The new instructor began to explain that in Israel, ambulances also take care of animals…and that at least five questions on the test would be on what he was about to cover – and they had to get at least three of them correct. The young teenagers – most like Davidi around 15 years old…began taking notes frantically.
This is how you save a choking snake, he began…and they all wrote it down.
This is how you give a cesarean to a turtle…and they wrote it down.
By the time they were on the third animal…finally, the teenagers began to wonder. One asked, “are you being serious?”
At which point, the first instructor and the second instructor began laughing uncontrollably. The other instructor knew she would not be able to deliver this joke without laughing and so the substitute came in and for 30 minutes they had these kids going. Lauren laughed so hard when she heard the explanations. Apparently, this is a known part of these courses – she teaches about hamster treatment, but thinks she’ll borrow the snake idea for her next class. These are 15 and 16 year old kids who have given up their vacation to learn very serious things about how to help in times of emergency – it’s a way, perhaps, to remind them that there are things in life you still need to laugh about, smile about. It’s so brilliant, so perfect, so Israeli.
What an incredible gift these young people bring to our country…but what an incredible gift they receive. They learn how to handle a crisis calmly, to ask the right questions, and help. I’ve seen Elie time and time again, calmly step into a situation; Lauren has infinite patience and was so gentle with the young woman – as she is when Aliza gets frustrated and tired.
So – it’s 3:15 and I’ve relaxed enough to go to sleep. May it be a quiet night for Elie and Lauren…and all of our city and our country. And as I do each night before I go to sleep – I take a deep breath and check to see if rockets were being fired at our cities.
It seems it is quiet there as well. Today, rocks were thrown again at an Israeli bus and a car – no injuries reported though there were some frightening moments as the windows shattered. And two young Arabs were caught at a checkpoint with ammunition and pipe bombs. They confessed that they had hoped to get into the courtroom where the second of the Awad cousins was being sentenced for his part in the brutal murders of the Fogel family in Itamar. Five life sentences – 132 years.
And even that is not enough. But for now, I’ll be happy that some measure of justice was given today and hope for the Israeli government to be smart enough never to release these two killers.
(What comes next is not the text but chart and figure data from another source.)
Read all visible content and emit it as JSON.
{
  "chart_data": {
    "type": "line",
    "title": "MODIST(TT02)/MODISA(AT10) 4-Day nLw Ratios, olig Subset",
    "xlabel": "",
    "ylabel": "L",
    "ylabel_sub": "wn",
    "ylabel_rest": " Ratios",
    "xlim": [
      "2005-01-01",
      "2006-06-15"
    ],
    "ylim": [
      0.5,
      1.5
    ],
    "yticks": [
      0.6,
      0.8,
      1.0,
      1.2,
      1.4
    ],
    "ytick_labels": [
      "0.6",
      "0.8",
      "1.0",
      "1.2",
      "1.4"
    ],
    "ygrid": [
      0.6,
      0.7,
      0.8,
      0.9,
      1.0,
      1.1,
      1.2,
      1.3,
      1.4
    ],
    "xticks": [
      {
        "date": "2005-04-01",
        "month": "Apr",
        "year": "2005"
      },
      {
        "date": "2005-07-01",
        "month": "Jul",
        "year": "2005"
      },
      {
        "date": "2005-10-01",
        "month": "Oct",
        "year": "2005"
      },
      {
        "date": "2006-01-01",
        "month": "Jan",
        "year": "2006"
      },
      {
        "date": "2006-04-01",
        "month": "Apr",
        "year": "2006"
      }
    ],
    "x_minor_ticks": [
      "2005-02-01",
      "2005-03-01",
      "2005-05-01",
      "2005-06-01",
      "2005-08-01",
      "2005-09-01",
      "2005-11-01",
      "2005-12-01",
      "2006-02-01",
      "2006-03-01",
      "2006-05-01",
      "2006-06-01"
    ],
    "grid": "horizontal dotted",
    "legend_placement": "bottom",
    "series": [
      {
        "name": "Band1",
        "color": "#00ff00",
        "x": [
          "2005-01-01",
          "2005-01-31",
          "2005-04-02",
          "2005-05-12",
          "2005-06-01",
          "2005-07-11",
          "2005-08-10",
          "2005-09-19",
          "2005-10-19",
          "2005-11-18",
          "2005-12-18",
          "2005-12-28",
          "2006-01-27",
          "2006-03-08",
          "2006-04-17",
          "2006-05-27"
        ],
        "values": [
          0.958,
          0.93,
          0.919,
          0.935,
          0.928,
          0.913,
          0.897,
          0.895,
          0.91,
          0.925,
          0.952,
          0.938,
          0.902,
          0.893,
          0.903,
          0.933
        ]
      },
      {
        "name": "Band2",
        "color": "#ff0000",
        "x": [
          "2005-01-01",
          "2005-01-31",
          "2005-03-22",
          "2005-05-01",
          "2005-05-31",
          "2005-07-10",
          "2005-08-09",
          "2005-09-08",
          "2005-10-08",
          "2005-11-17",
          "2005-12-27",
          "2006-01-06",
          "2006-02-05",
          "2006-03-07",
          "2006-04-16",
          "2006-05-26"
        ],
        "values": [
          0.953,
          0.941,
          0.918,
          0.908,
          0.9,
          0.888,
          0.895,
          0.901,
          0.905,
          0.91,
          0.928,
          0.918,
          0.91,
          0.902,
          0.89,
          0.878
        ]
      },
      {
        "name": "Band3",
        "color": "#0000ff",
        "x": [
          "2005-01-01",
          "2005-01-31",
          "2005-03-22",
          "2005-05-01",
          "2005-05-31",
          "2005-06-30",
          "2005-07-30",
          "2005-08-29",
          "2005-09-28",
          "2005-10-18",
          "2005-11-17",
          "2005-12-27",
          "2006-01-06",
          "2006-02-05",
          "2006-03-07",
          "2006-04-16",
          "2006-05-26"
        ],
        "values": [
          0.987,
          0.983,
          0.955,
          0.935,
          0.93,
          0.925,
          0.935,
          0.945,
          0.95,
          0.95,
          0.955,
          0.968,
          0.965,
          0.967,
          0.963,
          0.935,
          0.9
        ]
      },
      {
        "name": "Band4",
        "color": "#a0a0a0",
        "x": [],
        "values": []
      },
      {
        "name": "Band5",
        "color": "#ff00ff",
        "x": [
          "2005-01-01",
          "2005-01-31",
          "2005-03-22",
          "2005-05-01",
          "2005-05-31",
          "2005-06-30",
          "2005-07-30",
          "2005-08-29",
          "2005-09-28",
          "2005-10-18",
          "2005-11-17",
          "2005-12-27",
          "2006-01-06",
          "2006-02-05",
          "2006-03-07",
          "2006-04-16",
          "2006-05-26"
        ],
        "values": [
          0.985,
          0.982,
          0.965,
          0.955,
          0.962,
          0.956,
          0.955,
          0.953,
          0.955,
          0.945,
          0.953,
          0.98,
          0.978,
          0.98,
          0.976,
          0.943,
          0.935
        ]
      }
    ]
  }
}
And lest I sadden myself enough to block sleep, I’ll return to the wonderful news that it is 3:20 in the morning and my babies are all safe and asleep.
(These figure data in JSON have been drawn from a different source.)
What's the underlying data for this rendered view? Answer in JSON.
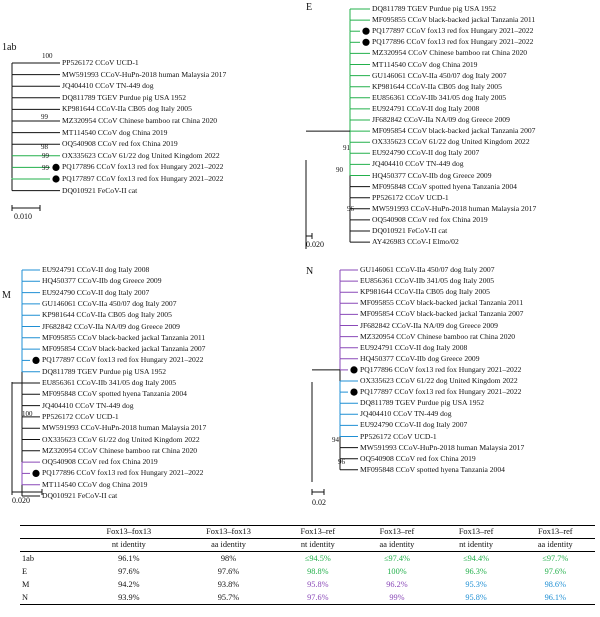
{
  "colors": {
    "green": "#23b04b",
    "blue": "#1f8fd4",
    "purple": "#8a49b8",
    "black": "#111111"
  },
  "panels": [
    {
      "id": "1ab",
      "label": "1ab",
      "scale": "0.010",
      "taxa": [
        {
          "name": "PP526172 CCoV UCD-1",
          "c": "black"
        },
        {
          "name": "MW591993 CCoV-HuPn-2018 human Malaysia 2017",
          "c": "black"
        },
        {
          "name": "JQ404410 CCoV TN-449 dog",
          "c": "black"
        },
        {
          "name": "DQ811789 TGEV Purdue pig USA 1952",
          "c": "black"
        },
        {
          "name": "KP981644 CCoV-IIa CB05 dog Italy 2005",
          "c": "black"
        },
        {
          "name": "MZ320954 CCoV Chinese bamboo rat China 2020",
          "c": "black"
        },
        {
          "name": "MT114540 CCoV dog China 2019",
          "c": "black"
        },
        {
          "name": "OQ540908 CCoV red fox China 2019",
          "c": "black"
        },
        {
          "name": "OX335623 CCoV 61/22 dog United Kingdom 2022",
          "c": "green"
        },
        {
          "name": "PQ177896 CCoV fox13 red fox Hungary 2021–2022",
          "c": "green",
          "dot": true
        },
        {
          "name": "PQ177897 CCoV fox13 red fox Hungary 2021–2022",
          "c": "green",
          "dot": true
        },
        {
          "name": "DQ010921 FeCoV-II cat",
          "c": "black"
        }
      ],
      "bootstrap": [
        "100",
        "99",
        "98",
        "99",
        "99"
      ]
    },
    {
      "id": "E",
      "label": "E",
      "scale": "0.020",
      "taxa": [
        {
          "name": "DQ811789 TGEV Purdue pig USA 1952",
          "c": "green"
        },
        {
          "name": "MF095855 CCoV black-backed jackal Tanzania 2011",
          "c": "green"
        },
        {
          "name": "PQ177897 CCoV fox13 red fox Hungary 2021–2022",
          "c": "green",
          "dot": true
        },
        {
          "name": "PQ177896 CCoV fox13 red fox Hungary 2021–2022",
          "c": "green",
          "dot": true
        },
        {
          "name": "MZ320954 CCoV Chinese bamboo rat China 2020",
          "c": "green"
        },
        {
          "name": "MT114540 CCoV dog China 2019",
          "c": "green"
        },
        {
          "name": "GU146061 CCoV-IIa 450/07 dog Italy 2007",
          "c": "green"
        },
        {
          "name": "KP981644 CCoV-IIa CB05 dog Italy 2005",
          "c": "green"
        },
        {
          "name": "EU856361 CCoV-IIb 341/05 dog Italy 2005",
          "c": "green"
        },
        {
          "name": "EU924791 CCoV-II dog Italy 2008",
          "c": "green"
        },
        {
          "name": "JF682842 CCoV-IIa NA/09 dog Greece 2009",
          "c": "green"
        },
        {
          "name": "MF095854 CCoV black-backed jackal Tanzania 2007",
          "c": "green"
        },
        {
          "name": "OX335623 CCoV 61/22 dog United Kingdom 2022",
          "c": "green"
        },
        {
          "name": "EU924790 CCoV-II dog Italy 2007",
          "c": "green"
        },
        {
          "name": "JQ404410 CCoV TN-449 dog",
          "c": "green"
        },
        {
          "name": "HQ450377 CCoV-IIb dog Greece 2009",
          "c": "green"
        },
        {
          "name": "MF095848 CCoV spotted hyena Tanzania 2004",
          "c": "black"
        },
        {
          "name": "PP526172 CCoV UCD-1",
          "c": "black"
        },
        {
          "name": "MW591993 CCoV-HuPn-2018 human Malaysia 2017",
          "c": "black"
        },
        {
          "name": "OQ540908 CCoV red fox China 2019",
          "c": "black"
        },
        {
          "name": "DQ010921 FeCoV-II cat",
          "c": "black"
        },
        {
          "name": "AY426983 CCoV-I Elmo/02",
          "c": "black"
        }
      ],
      "bootstrap": [
        "91",
        "90",
        "96"
      ]
    },
    {
      "id": "M",
      "label": "M",
      "scale": "0.020",
      "taxa": [
        {
          "name": "EU924791 CCoV-II dog Italy 2008",
          "c": "blue"
        },
        {
          "name": "HQ450377 CCoV-IIb dog Greece 2009",
          "c": "blue"
        },
        {
          "name": "EU924790 CCoV-II dog Italy 2007",
          "c": "blue"
        },
        {
          "name": "GU146061 CCoV-IIa 450/07 dog Italy 2007",
          "c": "blue"
        },
        {
          "name": "KP981644 CCoV-IIa CB05 dog Italy 2005",
          "c": "blue"
        },
        {
          "name": "JF682842 CCoV-IIa NA/09 dog Greece 2009",
          "c": "blue"
        },
        {
          "name": "MF095855 CCoV black-backed jackal Tanzania 2011",
          "c": "blue"
        },
        {
          "name": "MF095854 CCoV black-backed jackal Tanzania 2007",
          "c": "blue"
        },
        {
          "name": "PQ177897 CCoV fox13 red fox Hungary 2021–2022",
          "c": "blue",
          "dot": true
        },
        {
          "name": "DQ811789 TGEV Purdue pig USA 1952",
          "c": "blue"
        },
        {
          "name": "EU856361 CCoV-IIb 341/05 dog Italy 2005",
          "c": "black"
        },
        {
          "name": "MF095848 CCoV spotted hyena Tanzania 2004",
          "c": "black"
        },
        {
          "name": "JQ404410 CCoV TN-449 dog",
          "c": "black"
        },
        {
          "name": "PP526172 CCoV UCD-1",
          "c": "black"
        },
        {
          "name": "MW591993 CCoV-HuPn-2018 human Malaysia 2017",
          "c": "black"
        },
        {
          "name": "OX335623 CCoV 61/22 dog United Kingdom 2022",
          "c": "black"
        },
        {
          "name": "MZ320954 CCoV Chinese bamboo rat China 2020",
          "c": "black"
        },
        {
          "name": "OQ540908 CCoV red fox China 2019",
          "c": "purple"
        },
        {
          "name": "PQ177896 CCoV fox13 red fox Hungary 2021–2022",
          "c": "purple",
          "dot": true
        },
        {
          "name": "MT114540 CCoV dog China 2019",
          "c": "purple"
        },
        {
          "name": "DQ010921 FeCoV-II cat",
          "c": "black"
        }
      ],
      "bootstrap": [
        "100"
      ]
    },
    {
      "id": "N",
      "label": "N",
      "scale": "0.02",
      "taxa": [
        {
          "name": "GU146061 CCoV-IIa 450/07 dog Italy 2007",
          "c": "purple"
        },
        {
          "name": "EU856361 CCoV-IIb 341/05 dog Italy 2005",
          "c": "purple"
        },
        {
          "name": "KP981644 CCoV-IIa CB05 dog Italy 2005",
          "c": "purple"
        },
        {
          "name": "MF095855 CCoV black-backed jackal Tanzania 2011",
          "c": "purple"
        },
        {
          "name": "MF095854 CCoV black-backed jackal Tanzania 2007",
          "c": "purple"
        },
        {
          "name": "JF682842 CCoV-IIa NA/09 dog Greece 2009",
          "c": "purple"
        },
        {
          "name": "MZ320954 CCoV Chinese bamboo rat China 2020",
          "c": "purple"
        },
        {
          "name": "EU924791 CCoV-II dog Italy 2008",
          "c": "purple"
        },
        {
          "name": "HQ450377 CCoV-IIb dog Greece 2009",
          "c": "purple"
        },
        {
          "name": "PQ177896 CCoV fox13 red fox Hungary 2021–2022",
          "c": "purple",
          "dot": true
        },
        {
          "name": "OX335623 CCoV 61/22 dog United Kingdom 2022",
          "c": "blue"
        },
        {
          "name": "PQ177897 CCoV fox13 red fox Hungary 2021–2022",
          "c": "blue",
          "dot": true
        },
        {
          "name": "DQ811789 TGEV Purdue pig USA 1952",
          "c": "blue"
        },
        {
          "name": "JQ404410 CCoV TN-449 dog",
          "c": "blue"
        },
        {
          "name": "EU924790 CCoV-II dog Italy 2007",
          "c": "blue"
        },
        {
          "name": "PP526172 CCoV UCD-1",
          "c": "blue"
        },
        {
          "name": "MW591993 CCoV-HuPn-2018 human Malaysia 2017",
          "c": "black"
        },
        {
          "name": "OQ540908 CCoV red fox China 2019",
          "c": "black"
        },
        {
          "name": "MF095848 CCoV spotted hyena Tanzania 2004",
          "c": "black"
        }
      ],
      "bootstrap": [
        "94",
        "96"
      ]
    }
  ],
  "table": {
    "headers": [
      [
        "",
        "Fox13–fox13",
        "Fox13–fox13",
        "Fox13–ref",
        "Fox13–ref",
        "Fox13–ref",
        "Fox13–ref"
      ],
      [
        "",
        "nt identity",
        "aa identity",
        "nt identity",
        "aa identity",
        "nt identity",
        "aa identity"
      ]
    ],
    "rows": [
      {
        "label": "1ab",
        "cells": [
          {
            "v": "96.1%",
            "c": "black"
          },
          {
            "v": "98%",
            "c": "black"
          },
          {
            "v": "≤94.5%",
            "c": "green"
          },
          {
            "v": "≤97.4%",
            "c": "green"
          },
          {
            "v": "≤94.4%",
            "c": "green"
          },
          {
            "v": "≤97.7%",
            "c": "green"
          }
        ]
      },
      {
        "label": "E",
        "cells": [
          {
            "v": "97.6%",
            "c": "black"
          },
          {
            "v": "97.6%",
            "c": "black"
          },
          {
            "v": "98.8%",
            "c": "green"
          },
          {
            "v": "100%",
            "c": "green"
          },
          {
            "v": "96.3%",
            "c": "green"
          },
          {
            "v": "97.6%",
            "c": "green"
          }
        ]
      },
      {
        "label": "M",
        "cells": [
          {
            "v": "94.2%",
            "c": "black"
          },
          {
            "v": "93.8%",
            "c": "black"
          },
          {
            "v": "95.8%",
            "c": "purple"
          },
          {
            "v": "96.2%",
            "c": "purple"
          },
          {
            "v": "95.3%",
            "c": "blue"
          },
          {
            "v": "98.6%",
            "c": "blue"
          }
        ]
      },
      {
        "label": "N",
        "cells": [
          {
            "v": "93.9%",
            "c": "black"
          },
          {
            "v": "95.7%",
            "c": "black"
          },
          {
            "v": "97.6%",
            "c": "purple"
          },
          {
            "v": "99%",
            "c": "purple"
          },
          {
            "v": "95.8%",
            "c": "blue"
          },
          {
            "v": "96.1%",
            "c": "blue"
          }
        ]
      }
    ]
  }
}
My oldest baby sleeps with her sweet and wonderful husband and her amazingly amazing baby; my second baby sleeps in his room, his fiancee asleep in his baby sister’s room. My third baby sleeps in the apartment below our house with his beautiful wife. My fourth baby passed his test and will now go out on ambulances to help others and tonight he is asleep in his room. And my youngest baby will soon turn 12 and celebrate her bat mitzvah…she sleeps in peace and with less fear than she has had in many months.
May God watch over my children and bless them with health, with safety, with love, with joy.